A Short History of Fish Domestication
© Choubert,G.INRA
The Egyptians and the Chinese first pioneered aquaculture in around 2500 BC. The precise origins of aquaculture are unknown, although there are several theories, ranging from the concentration of fish in naturally formed ox-bow lakes, to their isolation in ponds and rice fields during the monsoon floods.

Aquaculture did not gain prevalence in Europe until the middle ages, when meat consumption was forbidden and pond-farming of carp became popular. A decline occured during the 19th century due to improvements in transportation, making fish more readily available and less expensive. In contrast, in North America aquaculture did not really take off until the late 20th century.
The growth of aquaculture is a modern phenomenon, with around 97% of species currently farmed having been domesticated since the beginning of the 20th century. This is in part due to advances in research and also due to the decline of fisheries and overexploitation of natural stocks, making fish a more scarce and expensive source of protein.
The first artificial fertilisation of fish (salmonid) gametes took place in France in 1842; and in 1866 in the USA and Norway for the cod. The emergence of fish farming in Europe at the beginning of the 20th Century was largely linked to the transfer of technology for the artificial reproduction of rainbow trout, which was achieved for the first time in 1874 in the USA.

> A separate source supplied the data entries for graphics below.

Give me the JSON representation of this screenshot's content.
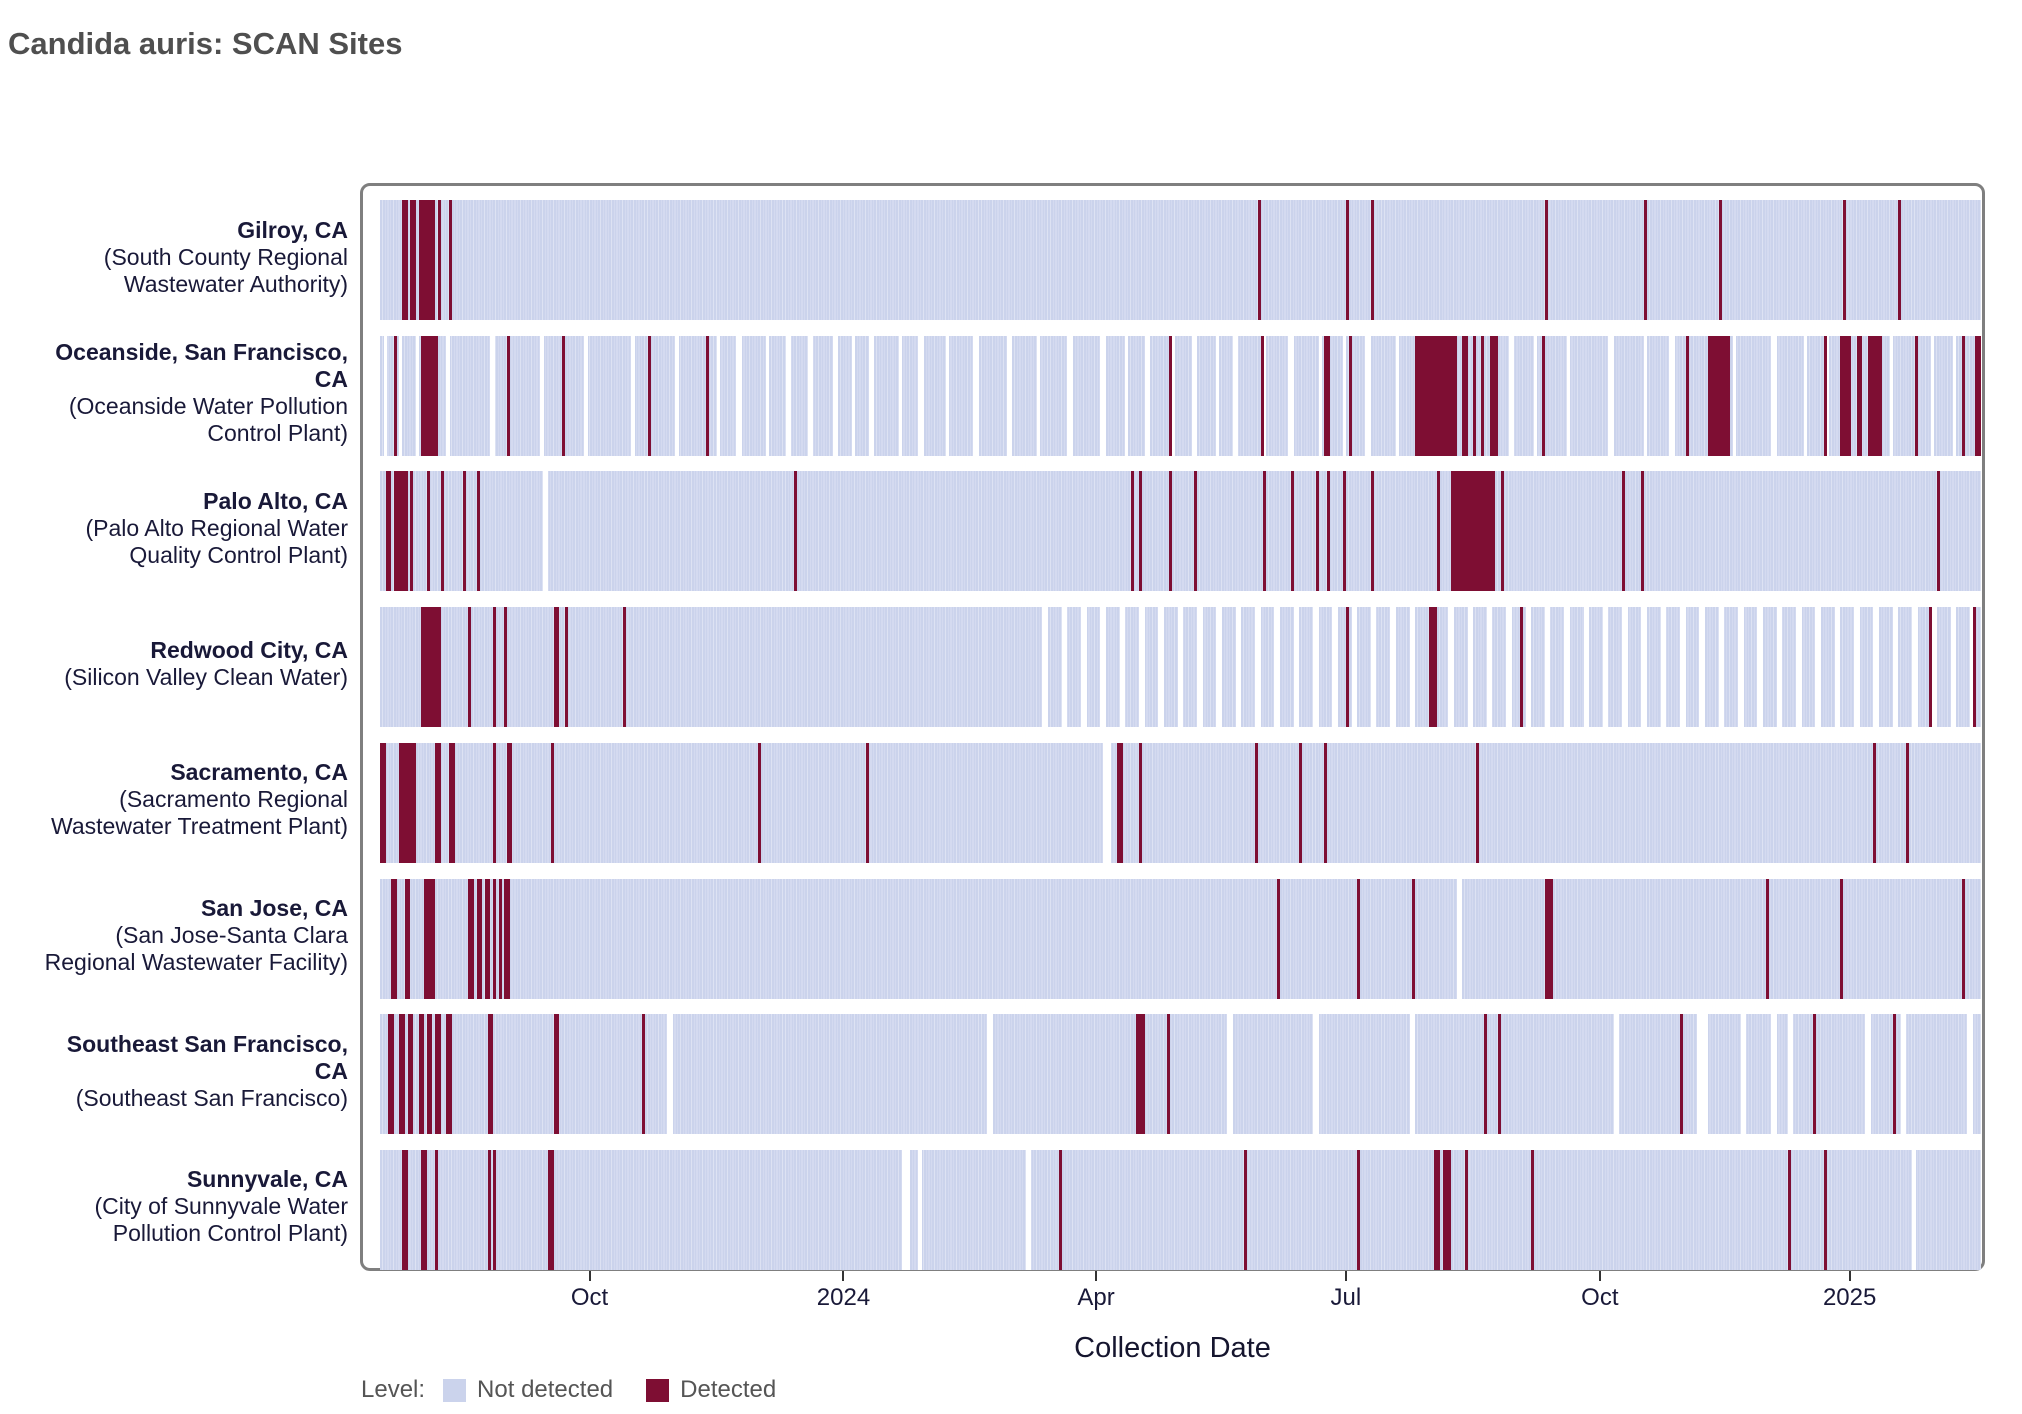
{
  "title": "Candida auris: SCAN Sites",
  "chart_data": {
    "type": "heatmap",
    "title": "Candida auris: SCAN Sites",
    "xlabel": "Collection Date",
    "x_unit": "days from start of plotted period (start = mid-July 2023, read from axis)",
    "day_span": [
      0,
      580
    ],
    "x_ticks": [
      {
        "label": "Oct",
        "day": 77
      },
      {
        "label": "2024",
        "day": 169
      },
      {
        "label": "Apr",
        "day": 260.5
      },
      {
        "label": "Jul",
        "day": 351
      },
      {
        "label": "Oct",
        "day": 443
      },
      {
        "label": "2025",
        "day": 533.5
      }
    ],
    "legend": {
      "label": "Level:",
      "items": [
        {
          "label": "Not detected",
          "color": "#cbd3ec"
        },
        {
          "label": "Detected",
          "color": "#7e0e33"
        }
      ]
    },
    "colors": {
      "not_detected": "#cbd3ec",
      "not_detected_stripe": "#dde2f3",
      "detected": "#7e0e33",
      "panel_border": "#7f7f7f",
      "label_text": "#191938",
      "title_text": "#4f4f4f",
      "legend_text": "#555555"
    },
    "sites": [
      {
        "name": "Gilroy, CA",
        "facility": "(South County Regional Wastewater Authority)",
        "gaps": [],
        "detected": [
          [
            8,
            10
          ],
          [
            11,
            13
          ],
          [
            14,
            20
          ],
          [
            21,
            22
          ],
          [
            25,
            26
          ],
          [
            318,
            319
          ],
          [
            350,
            351
          ],
          [
            359,
            360
          ],
          [
            422,
            423
          ],
          [
            458,
            459
          ],
          [
            485,
            486
          ],
          [
            530,
            531
          ],
          [
            550,
            551
          ]
        ]
      },
      {
        "name": "Oceanside, San Francisco, CA",
        "facility": "(Oceanside Water Pollution Control Plant)",
        "gaps": [
          [
            1.5,
            2.5
          ],
          [
            7,
            8
          ],
          [
            13,
            14
          ],
          [
            24,
            25.5
          ],
          [
            40,
            41.5
          ],
          [
            58,
            59.5
          ],
          [
            74,
            75.5
          ],
          [
            91,
            92.5
          ],
          [
            107,
            108.5
          ],
          [
            122,
            123
          ],
          [
            129,
            131
          ],
          [
            140,
            141
          ],
          [
            147,
            149
          ],
          [
            155,
            157
          ],
          [
            164,
            166
          ],
          [
            171,
            172
          ],
          [
            177,
            179
          ],
          [
            188,
            189
          ],
          [
            195,
            197
          ],
          [
            205,
            206
          ],
          [
            215,
            217
          ],
          [
            227,
            229
          ],
          [
            238,
            239
          ],
          [
            249,
            251
          ],
          [
            261,
            263
          ],
          [
            270,
            271
          ],
          [
            277,
            279
          ],
          [
            287,
            288
          ],
          [
            294,
            296
          ],
          [
            303,
            304
          ],
          [
            309,
            311
          ],
          [
            320,
            321
          ],
          [
            329,
            331
          ],
          [
            340,
            341
          ],
          [
            349,
            350
          ],
          [
            357,
            359
          ],
          [
            368,
            369
          ],
          [
            409,
            411
          ],
          [
            418,
            419
          ],
          [
            430,
            431
          ],
          [
            445,
            447
          ],
          [
            458,
            459
          ],
          [
            467,
            469
          ],
          [
            490,
            491
          ],
          [
            504,
            506
          ],
          [
            516,
            517
          ],
          [
            523,
            525
          ],
          [
            547,
            548
          ],
          [
            562,
            563
          ],
          [
            570,
            571
          ]
        ],
        "detected": [
          [
            5,
            6
          ],
          [
            15,
            21
          ],
          [
            46,
            47
          ],
          [
            66,
            67
          ],
          [
            97,
            98
          ],
          [
            118,
            119
          ],
          [
            286,
            287
          ],
          [
            319,
            320
          ],
          [
            342,
            344
          ],
          [
            351,
            352
          ],
          [
            375,
            390
          ],
          [
            392,
            394
          ],
          [
            396,
            397
          ],
          [
            399,
            400
          ],
          [
            402,
            405
          ],
          [
            421,
            422
          ],
          [
            473,
            474
          ],
          [
            481,
            489
          ],
          [
            523,
            524
          ],
          [
            529,
            533
          ],
          [
            535,
            537
          ],
          [
            539,
            544
          ],
          [
            556,
            557
          ],
          [
            573,
            574
          ],
          [
            578,
            580
          ]
        ]
      },
      {
        "name": "Palo Alto, CA",
        "facility": "(Palo Alto Regional Water Quality Control Plant)",
        "gaps": [
          [
            59,
            61
          ]
        ],
        "detected": [
          [
            2,
            4
          ],
          [
            5,
            8
          ],
          [
            8,
            10
          ],
          [
            11,
            12
          ],
          [
            17,
            18
          ],
          [
            22,
            23
          ],
          [
            30,
            31
          ],
          [
            35,
            36
          ],
          [
            150,
            151
          ],
          [
            272,
            273
          ],
          [
            275,
            276
          ],
          [
            286,
            287
          ],
          [
            295,
            296
          ],
          [
            320,
            321
          ],
          [
            330,
            331
          ],
          [
            339,
            340
          ],
          [
            343,
            344
          ],
          [
            349,
            350
          ],
          [
            359,
            360
          ],
          [
            383,
            384
          ],
          [
            388,
            404
          ],
          [
            406,
            407
          ],
          [
            450,
            451
          ],
          [
            457,
            458
          ],
          [
            564,
            565
          ]
        ]
      },
      {
        "name": "Redwood City, CA",
        "facility": "(Silicon Valley Clean Water)",
        "gaps": [],
        "pattern": {
          "start": 235,
          "end": 580,
          "on": 5,
          "off": 2
        },
        "detected": [
          [
            15,
            22
          ],
          [
            32,
            33
          ],
          [
            41,
            42
          ],
          [
            45,
            46
          ],
          [
            63,
            65
          ],
          [
            67,
            68
          ],
          [
            88,
            89
          ],
          [
            350,
            351
          ],
          [
            380,
            383
          ],
          [
            413,
            414
          ],
          [
            561,
            562
          ],
          [
            577,
            578
          ]
        ]
      },
      {
        "name": "Sacramento, CA",
        "facility": "(Sacramento Regional Wastewater Treatment Plant)",
        "gaps": [
          [
            262,
            265
          ]
        ],
        "detected": [
          [
            0,
            2
          ],
          [
            7,
            13
          ],
          [
            20,
            22
          ],
          [
            25,
            27
          ],
          [
            41,
            42
          ],
          [
            46,
            48
          ],
          [
            62,
            63
          ],
          [
            137,
            138
          ],
          [
            176,
            177
          ],
          [
            267,
            269
          ],
          [
            275,
            276
          ],
          [
            317,
            318
          ],
          [
            333,
            334
          ],
          [
            342,
            343
          ],
          [
            397,
            398
          ],
          [
            541,
            542
          ],
          [
            553,
            554
          ]
        ]
      },
      {
        "name": "San Jose, CA",
        "facility": "(San Jose-Santa Clara Regional Wastewater Facility)",
        "gaps": [
          [
            390,
            392
          ]
        ],
        "detected": [
          [
            4,
            6
          ],
          [
            9,
            11
          ],
          [
            16,
            20
          ],
          [
            32,
            34
          ],
          [
            35,
            37
          ],
          [
            38,
            40
          ],
          [
            41,
            42
          ],
          [
            43,
            44
          ],
          [
            45,
            47
          ],
          [
            325,
            326
          ],
          [
            354,
            355
          ],
          [
            374,
            375
          ],
          [
            422,
            425
          ],
          [
            502,
            503
          ],
          [
            529,
            530
          ],
          [
            573,
            574
          ]
        ]
      },
      {
        "name": "Southeast San Francisco, CA",
        "facility": "(Southeast San Francisco)",
        "gaps": [
          [
            104,
            106
          ],
          [
            220,
            222
          ],
          [
            307,
            309
          ],
          [
            338,
            340
          ],
          [
            373,
            375
          ],
          [
            447,
            449
          ],
          [
            477,
            481
          ],
          [
            493,
            495
          ],
          [
            504,
            506
          ],
          [
            510,
            512
          ],
          [
            538,
            540
          ],
          [
            551,
            553
          ],
          [
            575,
            577
          ]
        ],
        "detected": [
          [
            3,
            5
          ],
          [
            7,
            9
          ],
          [
            10,
            12
          ],
          [
            14,
            16
          ],
          [
            17,
            19
          ],
          [
            20,
            22
          ],
          [
            24,
            26
          ],
          [
            39,
            41
          ],
          [
            63,
            65
          ],
          [
            95,
            96
          ],
          [
            274,
            277
          ],
          [
            285,
            286
          ],
          [
            400,
            401
          ],
          [
            405,
            406
          ],
          [
            471,
            472
          ],
          [
            519,
            520
          ],
          [
            548,
            549
          ]
        ]
      },
      {
        "name": "Sunnyvale, CA",
        "facility": "(City of Sunnyvale Water Pollution Control Plant)",
        "gaps": [
          [
            189,
            192
          ],
          [
            195,
            196.5
          ],
          [
            234,
            236
          ],
          [
            555,
            556.5
          ]
        ],
        "detected": [
          [
            8,
            10
          ],
          [
            15,
            17
          ],
          [
            20,
            21
          ],
          [
            39,
            40
          ],
          [
            41,
            42
          ],
          [
            61,
            63
          ],
          [
            246,
            247
          ],
          [
            313,
            314
          ],
          [
            354,
            355
          ],
          [
            382,
            384
          ],
          [
            385,
            388
          ],
          [
            393,
            394
          ],
          [
            417,
            418
          ],
          [
            510,
            511
          ],
          [
            523,
            524
          ]
        ]
      }
    ]
  }
}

Within the last half of the 20th century, consumption of fish more than doubled, from 40 million tonnes in 1970 to 86 million tonnes in 1998. As a consequence, aquaculture is the fastest growing agricultural sector, in particular mariculture, which is now reaching a peak and will continue to expand over the next few years, both in terms of diversification of cultured species and scale of production. In the early 1950's, aquaculture production amounted to less than 1 million tonnes; by 2004 it had reached almost 60 million tonnes. The Asian sub-continent accounts for over 90% of the total world production, with China alone producing 50%. Currently, around 16% of animal protein consumed on a world scale is derived from fish, with over a billion people dependent on fish as a main source of protein.